TL;DR - Great idea. Horrible introductory timing. Exceedingly diminished "value" when sales are taken into account. Terrible impact on less popular games that require the subscription to function as intended. There's a few potential fixes, not the least of which would be having the trove of developers they own work on some good 9 - 12 hour, non predatory games that you move on from when finished, the Call of Duty Campaign library (this one is at least highly likely), etc. But again, there's no common sense being exhibited across varying parts of the Xbox division. Game Pass turns seven on June 1, I'm not optimistic in it existing for another seven years in its current form, in the market conditions it currently exists in.
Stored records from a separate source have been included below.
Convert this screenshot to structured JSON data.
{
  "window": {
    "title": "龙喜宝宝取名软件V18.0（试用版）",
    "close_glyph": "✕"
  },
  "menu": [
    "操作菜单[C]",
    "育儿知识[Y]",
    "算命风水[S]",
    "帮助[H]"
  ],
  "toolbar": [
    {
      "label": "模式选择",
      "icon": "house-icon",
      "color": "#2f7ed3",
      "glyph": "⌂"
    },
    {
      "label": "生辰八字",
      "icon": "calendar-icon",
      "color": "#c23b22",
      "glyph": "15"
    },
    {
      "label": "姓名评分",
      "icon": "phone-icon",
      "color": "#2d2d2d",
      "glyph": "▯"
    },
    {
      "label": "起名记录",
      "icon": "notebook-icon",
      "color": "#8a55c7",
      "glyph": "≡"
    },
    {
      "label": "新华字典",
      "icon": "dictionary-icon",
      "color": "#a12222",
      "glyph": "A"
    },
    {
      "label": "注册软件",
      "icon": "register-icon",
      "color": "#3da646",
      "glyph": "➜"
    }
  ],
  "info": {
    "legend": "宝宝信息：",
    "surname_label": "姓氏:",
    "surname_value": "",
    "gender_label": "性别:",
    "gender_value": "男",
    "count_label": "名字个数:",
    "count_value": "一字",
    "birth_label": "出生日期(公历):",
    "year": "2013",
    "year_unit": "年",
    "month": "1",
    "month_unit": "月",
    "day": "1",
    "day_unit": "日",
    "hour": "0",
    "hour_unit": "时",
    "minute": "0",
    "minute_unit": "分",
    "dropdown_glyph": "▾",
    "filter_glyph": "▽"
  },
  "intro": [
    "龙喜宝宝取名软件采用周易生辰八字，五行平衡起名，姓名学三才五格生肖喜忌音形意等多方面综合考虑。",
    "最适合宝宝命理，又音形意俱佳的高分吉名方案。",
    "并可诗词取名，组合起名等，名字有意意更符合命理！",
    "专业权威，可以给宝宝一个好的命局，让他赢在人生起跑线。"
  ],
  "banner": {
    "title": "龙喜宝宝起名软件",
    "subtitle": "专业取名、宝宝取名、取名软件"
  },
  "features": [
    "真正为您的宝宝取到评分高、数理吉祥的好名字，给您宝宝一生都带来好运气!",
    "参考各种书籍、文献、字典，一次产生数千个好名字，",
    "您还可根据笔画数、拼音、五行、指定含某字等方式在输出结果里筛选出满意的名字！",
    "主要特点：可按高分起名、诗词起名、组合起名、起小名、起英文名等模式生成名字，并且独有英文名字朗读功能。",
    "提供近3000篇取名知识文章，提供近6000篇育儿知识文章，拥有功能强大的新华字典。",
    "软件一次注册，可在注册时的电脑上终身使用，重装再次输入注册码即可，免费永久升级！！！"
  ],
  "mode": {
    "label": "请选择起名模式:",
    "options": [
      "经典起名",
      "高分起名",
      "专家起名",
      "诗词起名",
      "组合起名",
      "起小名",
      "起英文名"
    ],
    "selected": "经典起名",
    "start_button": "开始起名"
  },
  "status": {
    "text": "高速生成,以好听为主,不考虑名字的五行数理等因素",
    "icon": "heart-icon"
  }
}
Xbox’s fate has been six feet under when they rested on their laurels the second half of the 360s life. Gears and halo gave them this huge boost early and since then it’s been stumble after stumble. I always buy both consoles and PlayStation has consistently had FAR better exclusives. It’s not even close. Nothing is going to fix that besides actual GREAT games.
Another excellent point. They got complacent. At one point their "flagship" release schedule for
eleven consecutive years consisted of:
2006 - Gears of War
2007 - Halo 3
2008 - Gears of War 2
2009 - Halo 3 ODST
2010 - Halo Reach
2011 - Gears of War 3 / Halo Combat Evolved Anniversary
2012 - Halo 4
2013 - Gears of War Judgment
2014 - Halo 2 Anniversary
2015 - Halo 5 Guardians / Gears of War Ultimate Edition
2016 - Gears of War 4
I'm not even including any of the strategy games from either franchise, since I'd hope those were not intended or expected to be flagship releases in their respective years of publication. And feel free to drop the two remasters if you prefer. This is a "holy fucking shit" level of predictability. And after a bit of breathing room we got:
2019 - Gears 5
2021 - Halo Infinite
So beyond the eleven consecutive years, you've got either Halo or Gears (or both) as the big release for
14 out of 18 years, dating back to Halo 2, and concluding with Halo Infinite. Nuts. And I've played all of them besides Gears of War 4. 2016 was a busy year for gaming. Time for some variety, fellas.